Ambassadeur depuis 5 années 5 mois

L'Ardenne par Monts et par Vaux 

Culture et Randonnées

J’ai enfilé mes bottes fourrées pour rencontrer le vrai hiver en bravant le blizzard et un froid piquant

La magie hivernale du pays de là-haut

 

Au coeur des Hautes-Fagnes, j’ai enfilé mes bottes fourrées pour rencontrer le vrai hiver en bravant le blizzard et un froid piquant.

5 mins glaciales

Début décembre : les Hautes-Fagnes sont déjà saupoudrées de neige. Sur le haut plateau, l’hiver est entré par la grande porte et n’a pas failli. A la Baraque Michel, l’aube s’est maintenant levée sur une fagne qui s’est recouverte la nuit d’une pellicule de glace. Il fait -20 degrés et le soleil ne parvient pas encore à réchauffer l’atmosphère. Les gants et le bonnet me suffisent à peine à me protéger des morsures du froid. Sur le site il y a déjà du monde : l’auberge est le lieu de rendez-vous de tous les fondeurs et des contemplatifs de la fagne. Au XIXe siècle, il en était autrement… La chapelle et l’auberge étaient complètement isolées, érigées au milieu de la lande. Par temps de brouillard ou de tempête de neige, on sonnait la cloche pour guider les voyageurs des tourbières. Et les colonnes érigées sur la fagne permettaient aux voyageurs et colporteurs de se repérer sur cette mer végétale. Celle du Boulté, en face à moi, est toujours là pour le témoigner…

Caillebotis sur Mont-Rigi

Un chemin sur une mer végétale

 

Mes pas suivent ceux de Serge Nekrassoff, historien qui travaille à la station scientifique du Mont-Rigi, toute proche. Très vite, les bruits de la route s’estompent : j’entre au cœur de « notre » montagne. Et elle n’a pas à rougir face aux sommets plus prestigieux car son élévation se mesure en émotions. Enfin, le soleil apparaît à l’est et me réchauffe le cœur. La lumière inonde maintenant l’immense réserve naturelle : la nature se montre un exceptionnel peintre paysagiste. La neige est profonde et je distingue à peine les caillebotis. Je me glisse dessus : ils sont un peu l’héritage de cette ancienne voie, la « Via Mansuerisca » qui traversait la fagne.

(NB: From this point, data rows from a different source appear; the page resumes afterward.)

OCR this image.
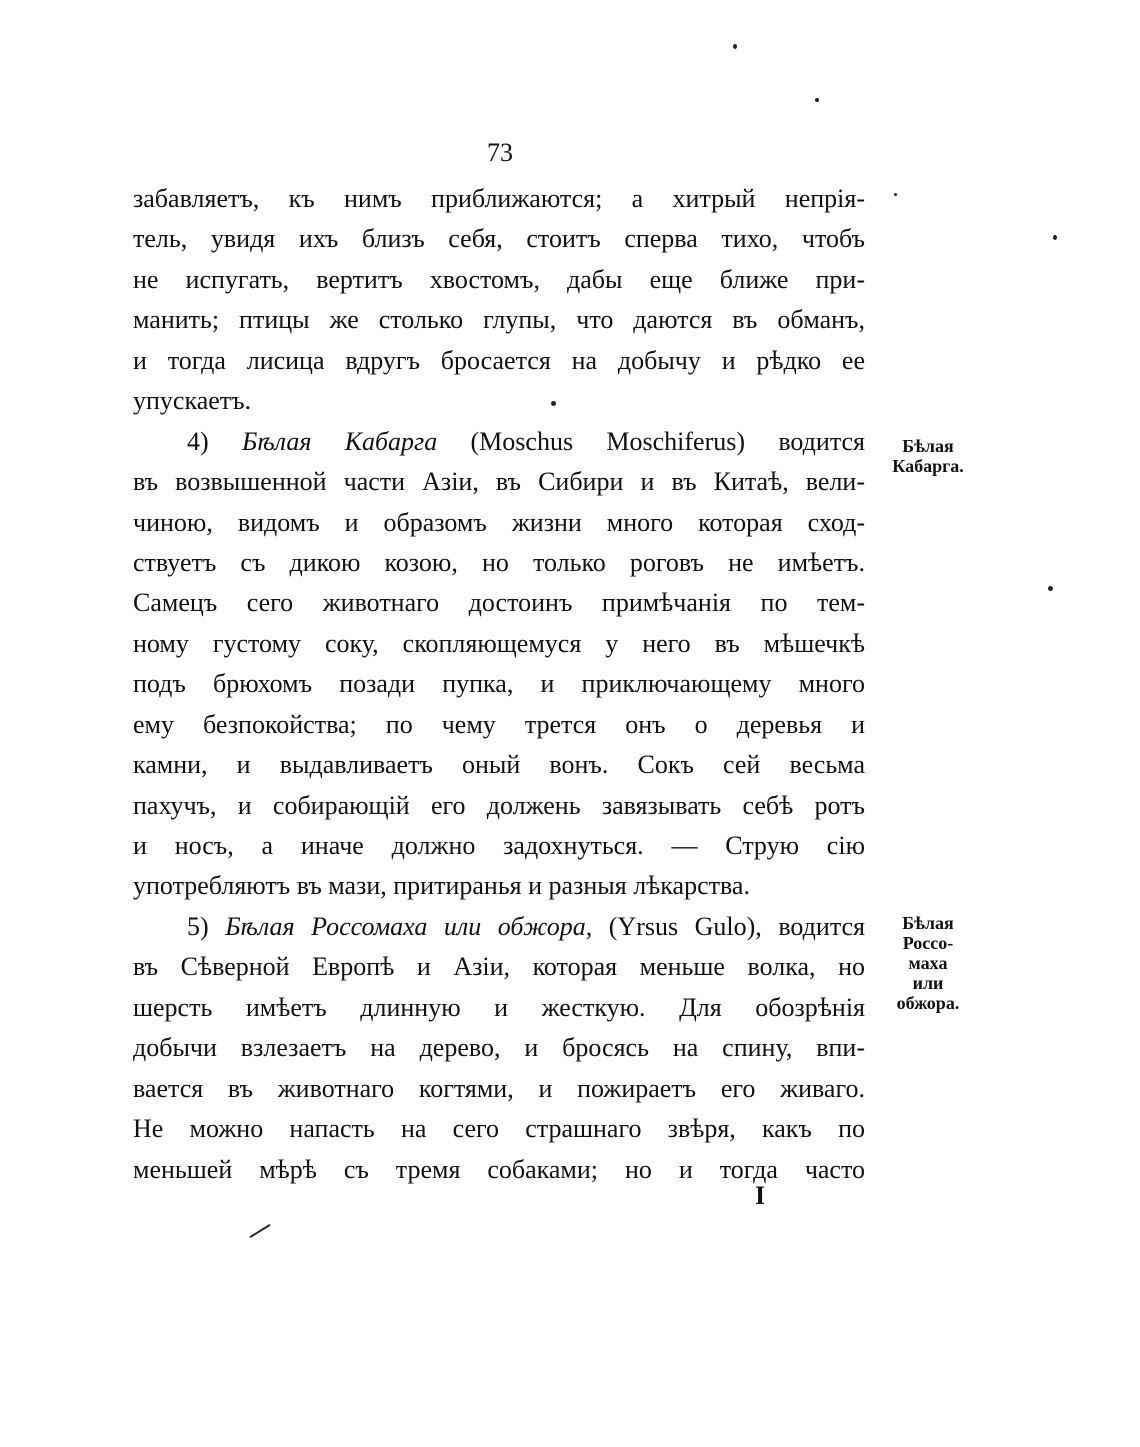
73
забавляетъ, къ нимъ приближаются; а хитрый непрія-
тель, увидя ихъ близъ себя, стоитъ сперва тихо, чтобъ
не испугать, вертитъ хвостомъ, дабы еще ближе при-
манить; птицы же столько глупы, что даются въ обманъ,
и тогда лисица вдругъ бросается на добычу и рѣдко ее
упускаетъ.
4) Бѣлая Кабарга (Moschus Moschiferus) водится
въ возвышенной части Азіи, въ Сибири и въ Китаѣ, вели-
чиною, видомъ и образомъ жизни много которая сход-
ствуетъ съ дикою козою, но только роговъ не имѣетъ.
Самецъ сего животнаго достоинъ примѣчанія по тем-
ному густому соку, скопляющемуся у него въ мѣшечкѣ
подъ брюхомъ позади пупка, и приключающему много
ему безпокойства; по чему трется онъ о деревья и
камни, и выдавливаетъ оный вонъ. Сокъ сей весьма
пахучъ, и собирающій его должень завязывать себѣ ротъ
и носъ, а иначе должно задохнуться. — Струю сію
употребляютъ въ мази, притиранья и разныя лѣкарства.
5) Бѣлая Россомаха или обжора, (Yrsus Gulo), водится
въ Сѣверной Европѣ и Азіи, которая меньше волка, но
шерсть имѣетъ длинную и жесткую. Для обозрѣнія
добычи взлезаетъ на дерево, и бросясь на спину, впи-
вается въ животнаго когтями, и пожираетъ его живаго.
Не можно напасть на сего страшнаго звѣря, какъ по
меньшей мѣрѣ съ тремя собаками; но и тогда часто
Бѣлая
Кабарга.
Бѣлая
Россо-
маха
или
обжора.
I
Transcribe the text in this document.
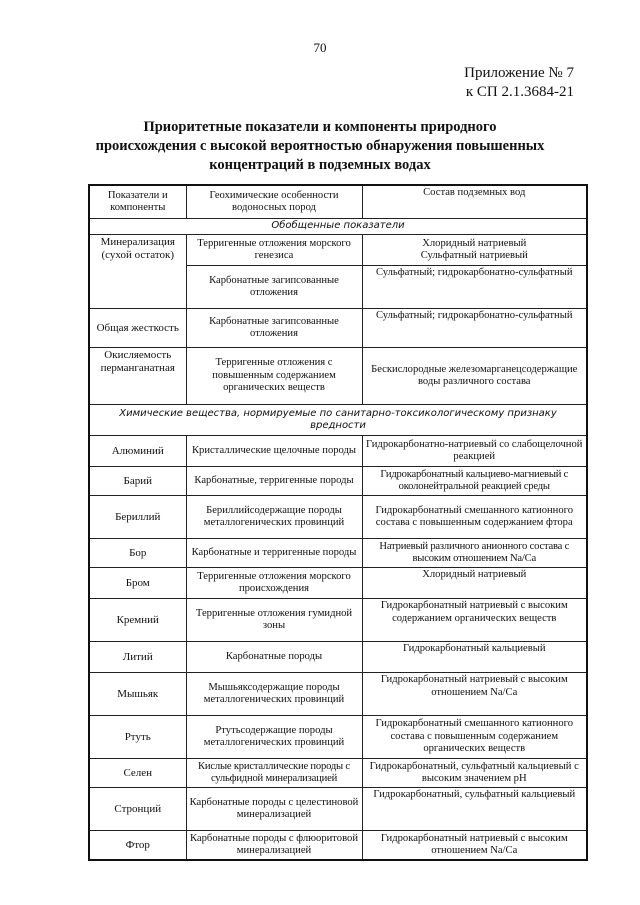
70
Приложение № 7
к СП 2.1.3684-21
Приоритетные показатели и компоненты природного
происхождения с высокой вероятностью обнаружения повышенных
концентраций в подземных водах
Показатели и компоненты	Геохимические особенности водоносных пород	Состав подземных вод
Обобщенные показатели		
Минерализация (сухой остаток)	Терригенные отложения морского генезиса	Хлоридный натриевый
Сульфатный натриевый

	Карбонатные загипсованные отложения	Сульфатный; гидрокарбонатно-сульфатный
Общая жесткость	Карбонатные загипсованные отложения	Сульфатный; гидрокарбонатно-сульфатный
Окисляемость перманганатная	Терригенные отложения с повышенным содержанием органических веществ	Бескислородные железомарганецсодержащие воды различного состава
Химические вещества, нормируемые по санитарно-токсикологическому признаку вредности		
Алюминий	Кристаллические щелочные породы	Гидрокарбонатно-натриевый со слабощелочной реакцией
Барий	Карбонатные, терригенные породы	Гидрокарбонатный кальциево-магниевый с околонейтральной реакцией среды
Бериллий	Бериллийсодержащие породы металлогенических провинций	Гидрокарбонатный смешанного катионного состава с повышенным содержанием фтора
Бор	Карбонатные и терригенные породы	Натриевый различного анионного состава с высоким отношением Na/Ca
Бром	Терригенные отложения морского происхождения	Хлоридный натриевый
Кремний	Терригенные отложения гумидной зоны	Гидрокарбонатный натриевый с высоким содержанием органических веществ
Литий	Карбонатные породы	Гидрокарбонатный кальциевый
Мышьяк	Мышьяксодержащие породы металлогенических провинций	Гидрокарбонатный натриевый с высоким отношением Na/Ca
Ртуть	Ртутьсодержащие породы металлогенических провинций	Гидрокарбонатный смешанного катионного состава с повышенным содержанием органических веществ
Селен	Кислые кристаллические породы с сульфидной минерализацией	Гидрокарбонатный, сульфатный кальциевый с высоким значением pH
Стронций	Карбонатные породы с целестиновой минерализацией	Гидрокарбонатный, сульфатный кальциевый
Фтор	Карбонатные породы с флюоритовой минерализацией	Гидрокарбонатный натриевый с высоким отношением Na/Ca
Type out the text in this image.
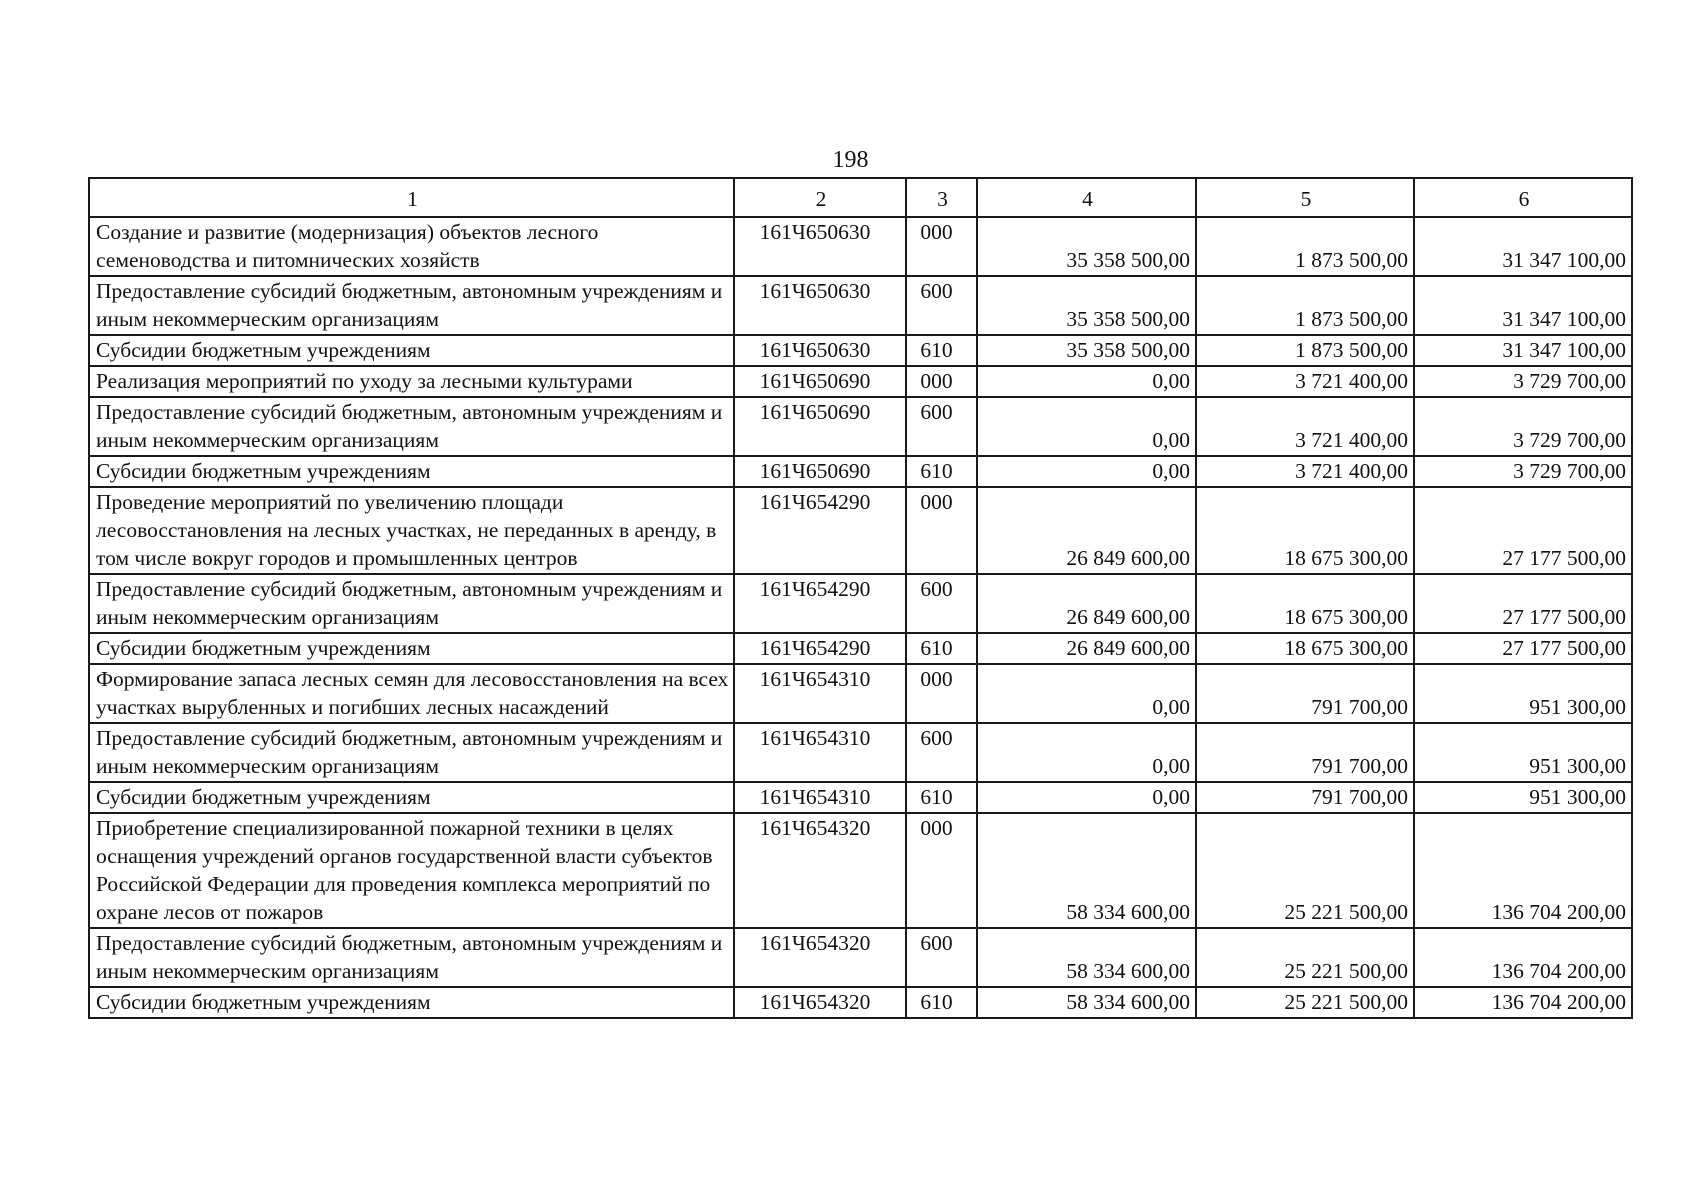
198
1	2	3	4	5	6
Создание и развитие (модернизация) объектов лесного семеноводства и питомнических хозяйств	161Ч650630	000	35 358 500,00	1 873 500,00	31 347 100,00
Предоставление субсидий бюджетным, автономным учреждениям и иным некоммерческим организациям	161Ч650630	600	35 358 500,00	1 873 500,00	31 347 100,00
Субсидии бюджетным учреждениям	161Ч650630	610	35 358 500,00	1 873 500,00	31 347 100,00
Реализация мероприятий по уходу за лесными культурами	161Ч650690	000	0,00	3 721 400,00	3 729 700,00
Предоставление субсидий бюджетным, автономным учреждениям и иным некоммерческим организациям	161Ч650690	600	0,00	3 721 400,00	3 729 700,00
Субсидии бюджетным учреждениям	161Ч650690	610	0,00	3 721 400,00	3 729 700,00
Проведение мероприятий по увеличению площади лесовосстановления на лесных участках, не переданных в аренду, в том числе вокруг городов и промышленных центров	161Ч654290	000	26 849 600,00	18 675 300,00	27 177 500,00
Предоставление субсидий бюджетным, автономным учреждениям и иным некоммерческим организациям	161Ч654290	600	26 849 600,00	18 675 300,00	27 177 500,00
Субсидии бюджетным учреждениям	161Ч654290	610	26 849 600,00	18 675 300,00	27 177 500,00
Формирование запаса лесных семян для лесовосстановления на всех участках вырубленных и погибших лесных насаждений	161Ч654310	000	0,00	791 700,00	951 300,00
Предоставление субсидий бюджетным, автономным учреждениям и иным некоммерческим организациям	161Ч654310	600	0,00	791 700,00	951 300,00
Субсидии бюджетным учреждениям	161Ч654310	610	0,00	791 700,00	951 300,00
Приобретение специализированной пожарной техники в целях оснащения учреждений органов государственной власти субъектов Российской Федерации для проведения комплекса мероприятий по охране лесов от пожаров	161Ч654320	000	58 334 600,00	25 221 500,00	136 704 200,00
Предоставление субсидий бюджетным, автономным учреждениям и иным некоммерческим организациям	161Ч654320	600	58 334 600,00	25 221 500,00	136 704 200,00
Субсидии бюджетным учреждениям	161Ч654320	610	58 334 600,00	25 221 500,00	136 704 200,00
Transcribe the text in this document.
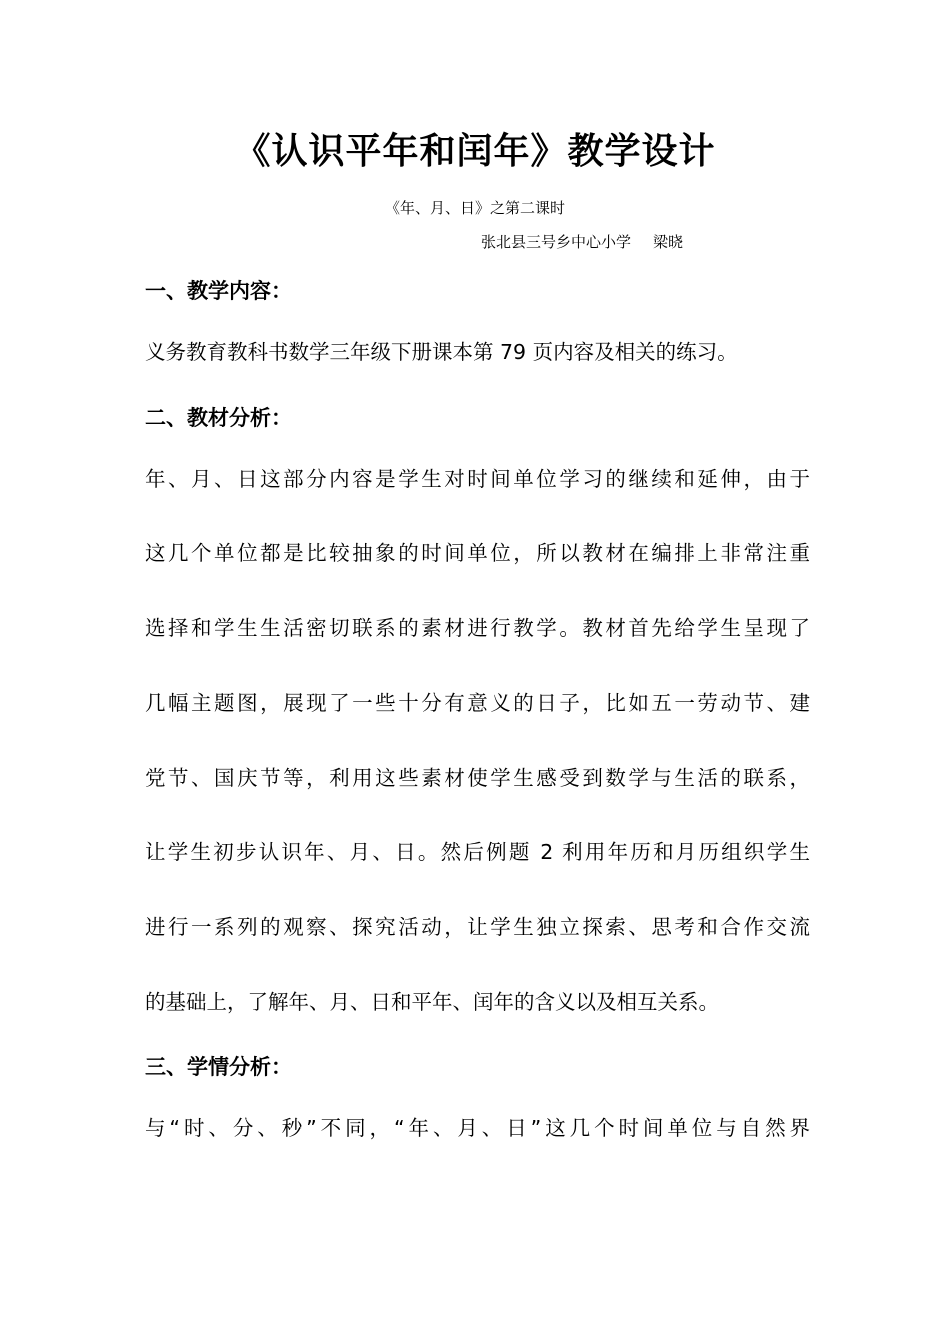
《认识平年和闰年》教学设计
《年、月、日》之第二课时
张北县三号乡中心小学 梁晓
一、教学内容：
义务教育教科书数学三年级下册课本第 79 页内容及相关的练习。
二、教材分析：
年、月、日这部分内容是学生对时间单位学习的继续和延伸，由于
这几个单位都是比较抽象的时间单位，所以教材在编排上非常注重
选择和学生生活密切联系的素材进行教学。教材首先给学生呈现了
几幅主题图，展现了一些十分有意义的日子，比如五一劳动节、建
党节、国庆节等，利用这些素材使学生感受到数学与生活的联系，
让学生初步认识年、月、日。然后例题 2 利用年历和月历组织学生
进行一系列的观察、探究活动，让学生独立探索、思考和合作交流
的基础上，了解年、月、日和平年、闰年的含义以及相互关系。
三、学情分析：
与“时、分、秒”不同，“年、月、日”这几个时间单位与自然界
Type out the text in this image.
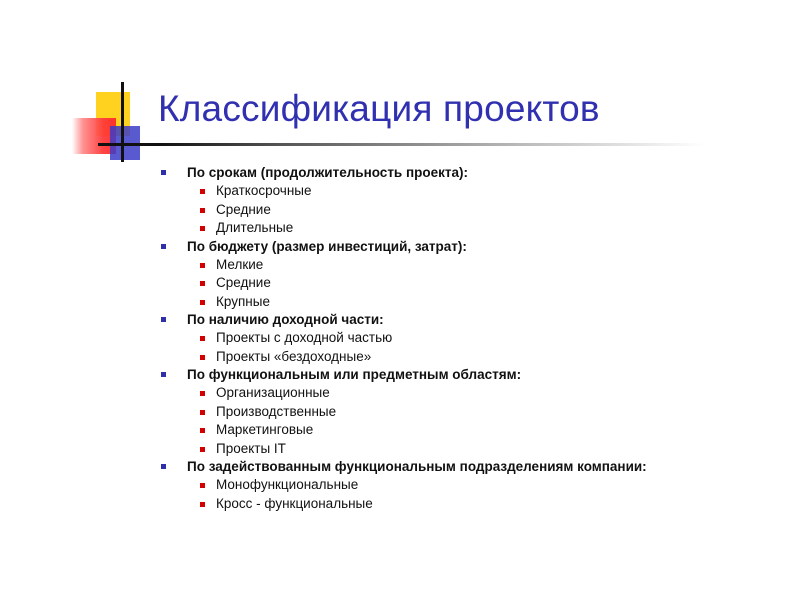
Классификация проектов
По срокам (продолжительность проекта):
Краткосрочные
Средние
Длительные
По бюджету (размер инвестиций, затрат):
Мелкие
Средние
Крупные
По наличию доходной части:
Проекты с доходной частью
Проекты «бездоходные»
По функциональным или предметным областям:
Организационные
Производственные
Маркетинговые
Проекты IT
По задействованным функциональным подразделениям компании:
Монофункциональные
Кросс - функциональные
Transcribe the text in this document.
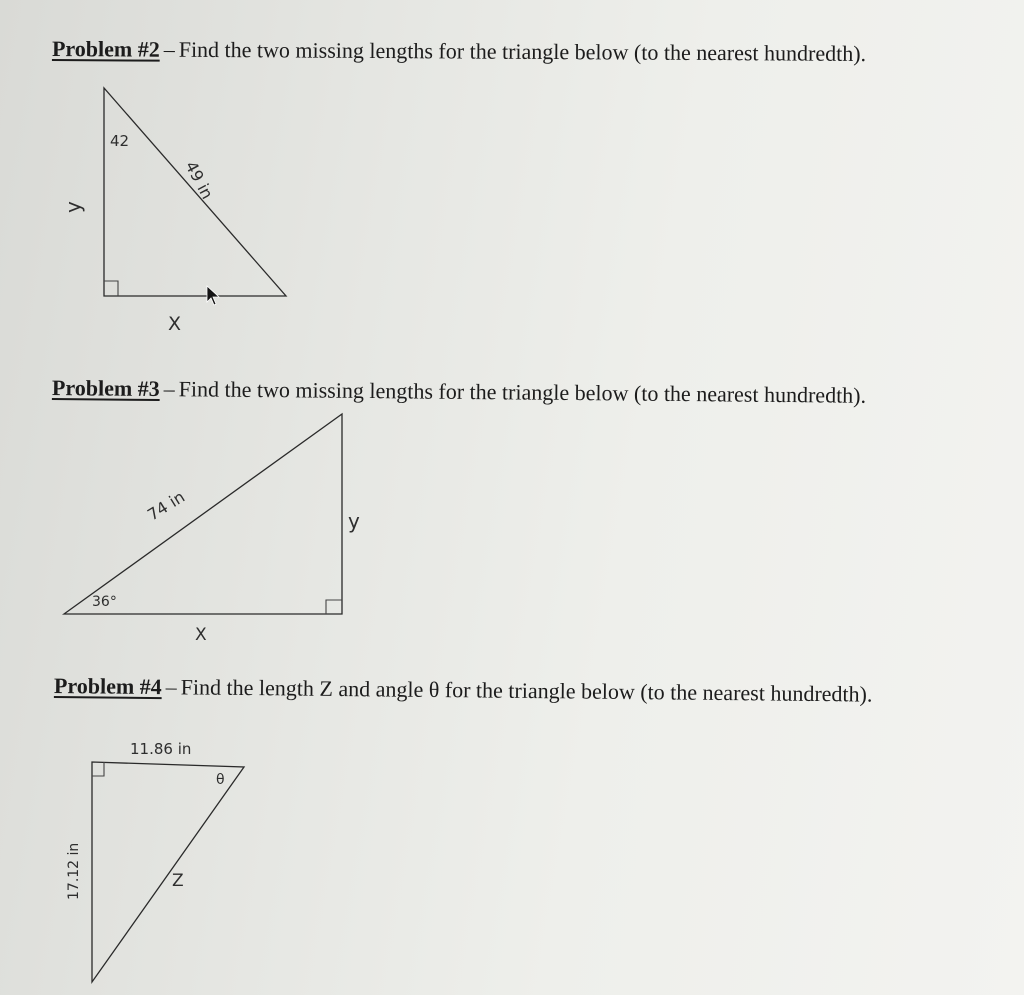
Problem #2 – Find the two missing lengths for the triangle below (to the nearest hundredth).
42
49 in
y
X
Problem #3 – Find the two missing lengths for the triangle below (to the nearest hundredth).
36°
74 in	y
X
Problem #4 – Find the length Z and angle θ for the triangle below (to the nearest hundredth).
11.86 in
17.12 in	Z
θ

Pour Serge, « elle faisait tout de même plus de 6 m de large : nos caillebotis font pâle figure face à ce chemin construit sur pilotis. Voie de transit importante, elle a été utilisée pendant près de 1000 ans, du IV au XIVe siècle…» La fagne n’était donc pas si isolée et désolée comme la croyance populaire tente de l’affirmer… Pour Serge, le mythe perdure encore de nos jours. « Se balader dans les fagnes sans guide serait dangereux… Cela me fait sourire. En témoignent les quelques photos cocasses vues sur le net de randonneurs enfoncés dans la tourbe, jusqu’à la taille. Il suffit pourtant de suivre les sentiers et chemins de caillebotis, comme ceux que nous foulons. »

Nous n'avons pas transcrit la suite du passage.